Wildly Successful: The Thorny Devil

By Jim Knox

Never underestimate the power of a book to kindle interest in a young mind. On my seventh birthday, my mom and dad gave me a book on reptiles and amphibians of the world. I read it cover to cover…and on that front cover, was an illustration of a creature that fascinated me then, as it does to this day.

The Thorny Devil, Moloch horridus, looks more like a densely-thorned twig than an animal. With its scientific name inspired by John Milton’s poem, Paradise Lost, it is named after the horrible king, Moloch. Its Latin translation means rough, bristly, or dreadful. Also known as the Mountain Devil, Thorny Lizard, and Thorny Dragon, this small creature is a marvel of nature.

Native to vast arid sections of interior Australia, the devil’s habitat includes the shrublands and deserts of Western and Southern Australia. To cope with some of the planet’s harshest environmental conditions—that would prove fatal to other creatures—the Thorny Devil has evolved to possess a battery of behavioral and physical adaptations like no other.

Behaviorally, they are known as bimodal, switching from periods of high activity to complete inactivity. During the blazing Australian summer months of January and February, the devils retreat to the safety of underground burrows and lie dormant to avoid the lethal heat. Likewise, during the coldest months of June and July, the devils seek refuge in their burrows to conserve energy, reverting to near complete inactivity once again. For the remainder of the year, they emerge and respond to the relatively moderate environmental conditions.

So, how do these mysterious red and gold 8-inch-long reptiles survive in these inhospitable habitats? By mimicking the appearance of a benign thorny branch, and alternatively freezing and weaving, as if in response to wind, the devil attempts to fool potential predators and prey alike.
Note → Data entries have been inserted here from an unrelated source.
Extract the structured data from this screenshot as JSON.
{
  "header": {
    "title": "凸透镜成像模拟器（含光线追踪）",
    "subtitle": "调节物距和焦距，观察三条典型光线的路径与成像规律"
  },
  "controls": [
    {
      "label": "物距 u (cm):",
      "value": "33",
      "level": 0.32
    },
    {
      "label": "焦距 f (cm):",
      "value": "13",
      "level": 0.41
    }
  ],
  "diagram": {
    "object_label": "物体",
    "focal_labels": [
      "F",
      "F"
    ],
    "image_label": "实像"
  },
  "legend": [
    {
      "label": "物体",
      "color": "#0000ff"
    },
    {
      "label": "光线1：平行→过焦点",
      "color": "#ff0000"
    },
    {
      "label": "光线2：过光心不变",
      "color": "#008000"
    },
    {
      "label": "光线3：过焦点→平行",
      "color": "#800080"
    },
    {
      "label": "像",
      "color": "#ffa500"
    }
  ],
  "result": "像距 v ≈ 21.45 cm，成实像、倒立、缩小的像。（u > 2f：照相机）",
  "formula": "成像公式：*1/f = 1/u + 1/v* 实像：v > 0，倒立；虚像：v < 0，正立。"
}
Avoiding detection enables them to get down to the business of hunting. Not just any prey. These ambush hunters specialize. They are so special in fact, that they are classified as obligate myrmecophages, meaning they only eat ants. Exploiting the behavior of ants, which lay down chemical scent trails for members of the colony to follow, the devils detect an ant column and then ambush ant after ant with quick stabs of their sticky tongues. To overcome the challenge of snacking on hard-bodied chitinous prey, the devil possesses mandibular (upper) teeth which fit precisely within two maxillary (lower) teeth, creating a perfect ant-shearing device. Once their ant prey is detected, it is not unusual for a devil to consume several thousand tiny ants in a day!

Such adaptations certainly give the devil a survival advantage, but it is the devil’s namesake “Thorny” appearance that is a true evolutionary wonder. Possessing hundreds of modified thorny scales—some as large as rose thorns—the devil employs them in multiple ways. As a first line of defense, these hard, sharp projecting scales drop the devil way down on the menu for all but the most desperate of predators. If a predator does chomp down on a devil, beware. The devil can gulp air to expand its chest, transforming it into the terrestrial equivalent of a Porcupine Fish—making it one regretful mouthful! Yet these “thorns” are no mere haphazard defenses. They represent nothing less than an advanced hygroscopic (water-attracting) array. This network of tiny grooves between the thorny scales attracts and retains scarce desert moisture from the early morning dew that condenses on the devil’s body and funnels it by capillary action directly to its mouth! To further exploit its ability, the devil will brush up against plants, releasing even more dew to its grooves, for an additional drink.

Yet the devil’s adaptations don’t end there. With the ability to rapidly change color from dark olive-brown to bright brick-red and gold, the devil can further regulate its body temperature and metabolism in response to ambient temperatures. What’s more, these color changes enhance the lizard’s camouflage ability. If that wasn’t enough, the Mountain Devil possesses an additional adaptation which seems to prove the adage that “Two heads are better than one.”

When threatened, the devil drops its head down, and arches its neck up, revealing a knob-like mound of soft tissue which doubles as a false head—diverting predatory attention away from the devil’s head and directing it to its raised prominent spikes!

With such a host of adaptations, the Thorny Devil is equipped to engage a world of challenges head on. With a lifespan of 20 years or more, this little desert dweller proves that with the right attributes and a good plan, even the planet’s harshest of environments for the many, can be home sweet home for the few.

Jim Knox serves as the Curator of Education for Connecticut’s Beardsley Zoo and as a Science Adviser for The Bruce Museum. A Member of The Explorers Club, Jim shares his passion for wildlife conservation and education with audiences in Connecticut and beyond.